I’m building an order system and facing the following challenge.
An Order can contain multiple products (represented as OrderItem). Some of these products can have subproducts that are part of the order but specifically relate to a particular main product.
A simple example would be a car order: You can order multiple cars (main products), and for one of these cars, you might want to add a set of premium tires (a subproduct) that belongs specifically to that car.
This is where the item field in OrderItem comes into play—if you order two cars and two different sets of tires, the system needs to track which set of tires belongs to which car.
Where it gets interesting is that each subproduct can, in turn, have its own subproducts.
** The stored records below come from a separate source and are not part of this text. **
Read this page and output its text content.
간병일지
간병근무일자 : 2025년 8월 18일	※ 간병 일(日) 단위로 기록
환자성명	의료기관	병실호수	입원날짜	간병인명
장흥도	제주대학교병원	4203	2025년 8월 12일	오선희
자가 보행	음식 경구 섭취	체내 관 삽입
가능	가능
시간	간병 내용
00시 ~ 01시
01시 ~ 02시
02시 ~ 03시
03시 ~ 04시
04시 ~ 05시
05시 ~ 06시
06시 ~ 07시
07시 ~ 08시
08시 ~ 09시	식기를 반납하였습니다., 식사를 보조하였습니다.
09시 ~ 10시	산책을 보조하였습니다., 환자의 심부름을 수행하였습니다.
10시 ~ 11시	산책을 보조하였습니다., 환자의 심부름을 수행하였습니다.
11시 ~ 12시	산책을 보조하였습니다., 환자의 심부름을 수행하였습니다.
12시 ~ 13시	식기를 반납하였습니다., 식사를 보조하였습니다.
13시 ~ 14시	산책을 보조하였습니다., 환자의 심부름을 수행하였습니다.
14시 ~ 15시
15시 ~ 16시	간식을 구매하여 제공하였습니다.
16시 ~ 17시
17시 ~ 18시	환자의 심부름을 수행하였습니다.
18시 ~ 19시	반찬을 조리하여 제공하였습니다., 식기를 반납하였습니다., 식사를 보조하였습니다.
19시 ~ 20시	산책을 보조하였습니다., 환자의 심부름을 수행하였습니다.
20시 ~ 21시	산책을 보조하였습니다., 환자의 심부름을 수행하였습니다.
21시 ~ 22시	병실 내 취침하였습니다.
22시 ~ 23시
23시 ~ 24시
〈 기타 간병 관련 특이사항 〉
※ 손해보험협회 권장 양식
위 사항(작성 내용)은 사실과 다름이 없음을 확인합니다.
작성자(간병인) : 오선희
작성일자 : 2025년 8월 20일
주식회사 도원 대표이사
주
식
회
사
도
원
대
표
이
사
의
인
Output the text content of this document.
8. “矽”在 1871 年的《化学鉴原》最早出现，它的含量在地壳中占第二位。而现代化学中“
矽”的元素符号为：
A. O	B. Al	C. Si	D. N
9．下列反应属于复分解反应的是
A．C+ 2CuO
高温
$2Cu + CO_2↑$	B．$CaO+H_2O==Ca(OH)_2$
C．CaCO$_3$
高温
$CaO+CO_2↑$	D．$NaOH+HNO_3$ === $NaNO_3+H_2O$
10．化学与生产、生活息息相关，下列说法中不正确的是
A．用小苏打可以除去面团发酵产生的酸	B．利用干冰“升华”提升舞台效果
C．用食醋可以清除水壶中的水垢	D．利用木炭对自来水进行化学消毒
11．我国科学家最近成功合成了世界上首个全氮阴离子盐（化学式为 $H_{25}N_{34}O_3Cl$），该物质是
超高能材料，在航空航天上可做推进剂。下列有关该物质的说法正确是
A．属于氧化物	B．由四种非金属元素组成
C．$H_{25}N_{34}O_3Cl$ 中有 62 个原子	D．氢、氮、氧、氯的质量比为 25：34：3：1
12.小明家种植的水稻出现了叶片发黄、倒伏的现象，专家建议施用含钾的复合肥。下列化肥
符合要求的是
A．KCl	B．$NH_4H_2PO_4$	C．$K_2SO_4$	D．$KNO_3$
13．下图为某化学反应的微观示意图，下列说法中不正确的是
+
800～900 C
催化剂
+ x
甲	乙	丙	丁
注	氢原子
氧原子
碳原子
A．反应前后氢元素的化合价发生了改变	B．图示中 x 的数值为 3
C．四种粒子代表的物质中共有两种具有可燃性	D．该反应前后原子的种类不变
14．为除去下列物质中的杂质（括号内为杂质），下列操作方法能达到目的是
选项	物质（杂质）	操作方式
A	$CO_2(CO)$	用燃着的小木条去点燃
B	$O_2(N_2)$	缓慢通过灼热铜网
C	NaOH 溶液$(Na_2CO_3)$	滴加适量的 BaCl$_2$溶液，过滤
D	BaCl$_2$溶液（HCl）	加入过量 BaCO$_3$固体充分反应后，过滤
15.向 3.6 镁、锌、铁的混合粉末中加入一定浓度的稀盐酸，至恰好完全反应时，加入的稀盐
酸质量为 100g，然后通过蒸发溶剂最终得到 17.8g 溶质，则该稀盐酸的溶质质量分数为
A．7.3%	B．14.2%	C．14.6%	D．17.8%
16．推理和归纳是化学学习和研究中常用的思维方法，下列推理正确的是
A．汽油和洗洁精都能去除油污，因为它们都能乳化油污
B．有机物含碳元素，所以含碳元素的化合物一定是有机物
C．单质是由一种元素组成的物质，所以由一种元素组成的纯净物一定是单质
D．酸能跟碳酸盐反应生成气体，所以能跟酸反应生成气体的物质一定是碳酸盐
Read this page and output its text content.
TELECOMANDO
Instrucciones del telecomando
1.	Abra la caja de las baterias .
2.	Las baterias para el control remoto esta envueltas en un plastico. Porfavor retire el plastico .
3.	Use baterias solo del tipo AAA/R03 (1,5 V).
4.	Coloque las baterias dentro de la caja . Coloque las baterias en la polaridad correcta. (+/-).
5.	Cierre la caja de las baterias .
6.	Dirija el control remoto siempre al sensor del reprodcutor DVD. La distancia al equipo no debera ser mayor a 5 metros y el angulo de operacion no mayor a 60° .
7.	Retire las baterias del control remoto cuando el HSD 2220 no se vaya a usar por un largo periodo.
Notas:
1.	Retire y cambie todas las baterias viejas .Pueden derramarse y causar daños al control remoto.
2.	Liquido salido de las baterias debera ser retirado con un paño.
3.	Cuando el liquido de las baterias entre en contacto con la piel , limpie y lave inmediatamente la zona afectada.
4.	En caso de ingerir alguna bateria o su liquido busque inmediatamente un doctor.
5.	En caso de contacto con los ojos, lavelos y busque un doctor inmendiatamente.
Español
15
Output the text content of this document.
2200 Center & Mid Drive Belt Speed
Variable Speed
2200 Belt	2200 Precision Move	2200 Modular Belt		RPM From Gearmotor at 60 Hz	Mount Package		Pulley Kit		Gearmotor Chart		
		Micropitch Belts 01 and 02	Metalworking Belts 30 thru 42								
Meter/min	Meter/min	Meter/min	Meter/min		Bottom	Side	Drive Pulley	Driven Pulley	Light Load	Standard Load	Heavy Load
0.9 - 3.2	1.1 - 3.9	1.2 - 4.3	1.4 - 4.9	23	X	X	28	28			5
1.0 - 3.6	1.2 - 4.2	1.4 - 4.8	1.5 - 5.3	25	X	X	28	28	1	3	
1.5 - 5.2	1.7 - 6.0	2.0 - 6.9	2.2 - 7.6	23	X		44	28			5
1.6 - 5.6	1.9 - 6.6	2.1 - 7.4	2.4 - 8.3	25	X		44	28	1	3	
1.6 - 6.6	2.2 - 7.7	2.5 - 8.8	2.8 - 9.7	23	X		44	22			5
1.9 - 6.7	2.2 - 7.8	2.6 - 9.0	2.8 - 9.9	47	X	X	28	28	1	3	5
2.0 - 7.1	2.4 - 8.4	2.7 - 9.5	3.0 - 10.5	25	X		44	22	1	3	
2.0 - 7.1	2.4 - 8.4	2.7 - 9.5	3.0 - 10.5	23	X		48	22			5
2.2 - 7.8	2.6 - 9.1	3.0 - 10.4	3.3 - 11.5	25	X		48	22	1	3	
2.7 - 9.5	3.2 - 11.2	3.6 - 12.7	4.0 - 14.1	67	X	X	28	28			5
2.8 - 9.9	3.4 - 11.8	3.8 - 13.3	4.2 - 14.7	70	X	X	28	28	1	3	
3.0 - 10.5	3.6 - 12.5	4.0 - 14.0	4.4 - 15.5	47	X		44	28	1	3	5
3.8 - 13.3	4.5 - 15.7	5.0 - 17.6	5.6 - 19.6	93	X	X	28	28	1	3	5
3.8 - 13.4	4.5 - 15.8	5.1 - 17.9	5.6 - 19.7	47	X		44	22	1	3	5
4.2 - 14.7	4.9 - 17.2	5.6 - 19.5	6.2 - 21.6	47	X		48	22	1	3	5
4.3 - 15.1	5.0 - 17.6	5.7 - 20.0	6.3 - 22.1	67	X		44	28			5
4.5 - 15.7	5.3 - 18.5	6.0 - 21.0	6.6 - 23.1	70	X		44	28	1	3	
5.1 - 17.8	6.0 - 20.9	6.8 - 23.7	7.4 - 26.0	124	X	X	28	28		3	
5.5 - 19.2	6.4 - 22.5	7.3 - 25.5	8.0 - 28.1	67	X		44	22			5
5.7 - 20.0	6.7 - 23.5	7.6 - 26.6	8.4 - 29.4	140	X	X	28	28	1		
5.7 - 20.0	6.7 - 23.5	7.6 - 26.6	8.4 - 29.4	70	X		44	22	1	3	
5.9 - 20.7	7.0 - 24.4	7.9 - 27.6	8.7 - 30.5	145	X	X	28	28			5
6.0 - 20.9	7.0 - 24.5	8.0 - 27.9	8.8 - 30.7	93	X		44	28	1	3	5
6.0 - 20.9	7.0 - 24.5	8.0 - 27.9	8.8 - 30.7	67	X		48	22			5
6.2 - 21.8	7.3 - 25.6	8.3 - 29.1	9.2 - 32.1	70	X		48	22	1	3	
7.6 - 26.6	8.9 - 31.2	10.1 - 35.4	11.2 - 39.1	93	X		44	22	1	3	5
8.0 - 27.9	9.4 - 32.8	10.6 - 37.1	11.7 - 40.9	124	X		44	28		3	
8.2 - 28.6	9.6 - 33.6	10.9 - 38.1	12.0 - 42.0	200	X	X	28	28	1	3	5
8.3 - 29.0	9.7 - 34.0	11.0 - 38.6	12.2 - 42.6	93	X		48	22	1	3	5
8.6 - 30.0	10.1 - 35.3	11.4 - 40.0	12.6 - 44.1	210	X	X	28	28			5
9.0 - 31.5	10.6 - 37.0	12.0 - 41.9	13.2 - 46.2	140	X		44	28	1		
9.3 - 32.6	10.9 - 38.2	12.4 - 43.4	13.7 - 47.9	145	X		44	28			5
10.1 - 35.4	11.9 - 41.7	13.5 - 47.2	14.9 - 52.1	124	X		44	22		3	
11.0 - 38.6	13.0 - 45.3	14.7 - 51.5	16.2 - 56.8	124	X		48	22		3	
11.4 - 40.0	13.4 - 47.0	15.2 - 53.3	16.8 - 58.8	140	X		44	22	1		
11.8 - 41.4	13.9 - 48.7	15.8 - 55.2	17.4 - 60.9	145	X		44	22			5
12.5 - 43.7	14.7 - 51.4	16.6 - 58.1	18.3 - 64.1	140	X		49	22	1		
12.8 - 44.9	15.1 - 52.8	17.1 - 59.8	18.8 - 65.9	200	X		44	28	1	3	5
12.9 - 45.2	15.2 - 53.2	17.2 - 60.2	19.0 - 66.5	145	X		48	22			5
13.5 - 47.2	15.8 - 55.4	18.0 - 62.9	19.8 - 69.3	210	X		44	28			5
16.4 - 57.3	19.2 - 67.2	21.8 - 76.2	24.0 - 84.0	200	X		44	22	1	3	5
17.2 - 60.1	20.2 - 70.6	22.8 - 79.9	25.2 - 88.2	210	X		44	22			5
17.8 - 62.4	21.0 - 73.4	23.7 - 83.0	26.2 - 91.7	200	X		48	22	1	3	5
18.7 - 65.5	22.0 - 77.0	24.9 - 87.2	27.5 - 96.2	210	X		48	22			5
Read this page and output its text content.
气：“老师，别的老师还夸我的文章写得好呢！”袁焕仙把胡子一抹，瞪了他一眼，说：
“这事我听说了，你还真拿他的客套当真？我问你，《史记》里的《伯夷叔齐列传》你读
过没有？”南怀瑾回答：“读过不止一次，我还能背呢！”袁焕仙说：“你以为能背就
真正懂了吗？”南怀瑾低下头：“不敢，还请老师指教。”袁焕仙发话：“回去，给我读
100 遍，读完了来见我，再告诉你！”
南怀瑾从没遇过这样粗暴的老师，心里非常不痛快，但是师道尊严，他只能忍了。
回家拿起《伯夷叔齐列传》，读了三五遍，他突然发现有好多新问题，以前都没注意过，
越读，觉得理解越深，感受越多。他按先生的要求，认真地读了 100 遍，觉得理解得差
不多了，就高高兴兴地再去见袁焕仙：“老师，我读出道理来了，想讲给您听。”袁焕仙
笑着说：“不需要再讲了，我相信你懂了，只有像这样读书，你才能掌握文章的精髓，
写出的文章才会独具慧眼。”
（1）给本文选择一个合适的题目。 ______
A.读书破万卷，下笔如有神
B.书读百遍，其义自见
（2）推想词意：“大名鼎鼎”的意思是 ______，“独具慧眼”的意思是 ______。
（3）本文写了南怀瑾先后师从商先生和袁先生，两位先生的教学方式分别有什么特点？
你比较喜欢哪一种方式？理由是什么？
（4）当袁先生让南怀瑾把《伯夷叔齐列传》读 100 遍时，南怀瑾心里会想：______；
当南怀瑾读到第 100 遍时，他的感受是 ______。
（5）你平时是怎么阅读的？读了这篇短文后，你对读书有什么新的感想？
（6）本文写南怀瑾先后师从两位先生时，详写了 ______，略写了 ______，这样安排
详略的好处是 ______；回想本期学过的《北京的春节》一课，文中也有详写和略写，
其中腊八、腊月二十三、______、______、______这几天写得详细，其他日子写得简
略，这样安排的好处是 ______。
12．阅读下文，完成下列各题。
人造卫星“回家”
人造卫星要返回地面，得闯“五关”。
For example, the premium tires might have custom tire caps as an additional configuration option. This nesting continues indefinitely until the configuration rules are exhausted.
class Order(models.Model):
customer = models.ForeignKey(Customer, on_delete=models.CASCADE)
class OrderItem(models.Model):
item = models.ForeignKey("self", on_delete=models.CASCADE, null=True, blank=True)
order = models.ForeignKey(Order, on_delete=models.CASCADE, related_name="items")
product = models.ForeignKey(Product, on_delete=models.CASCADE)
class Product(models.Model):
name = models.CharField(max_length=255)
I’ve implemented this using Django and HTMX. Each time a product is selected, I fetch its related products and render the corresponding form. If one of these subproducts is selected, I fetch and render its related products, and so on.
The key part is that for each subproduct form, I assign it a prefix based on its parent product. This results in form prefixes like configuration-1-5-2-17 where:
1 is the main product
5 is a subproduct
2 is a sub-subproduct
17 is a sub-sub-subproduct
Now, my main concern is whether this is the best approach . Initially, I tried using FormSets, but I realized that I’m dealing with multiple different forms rather than the same form repeated multiple times.
Also, I am solely concerned about the backend here (how to build the forms, leverage Django’s tools, etc.), but too much about the frontend.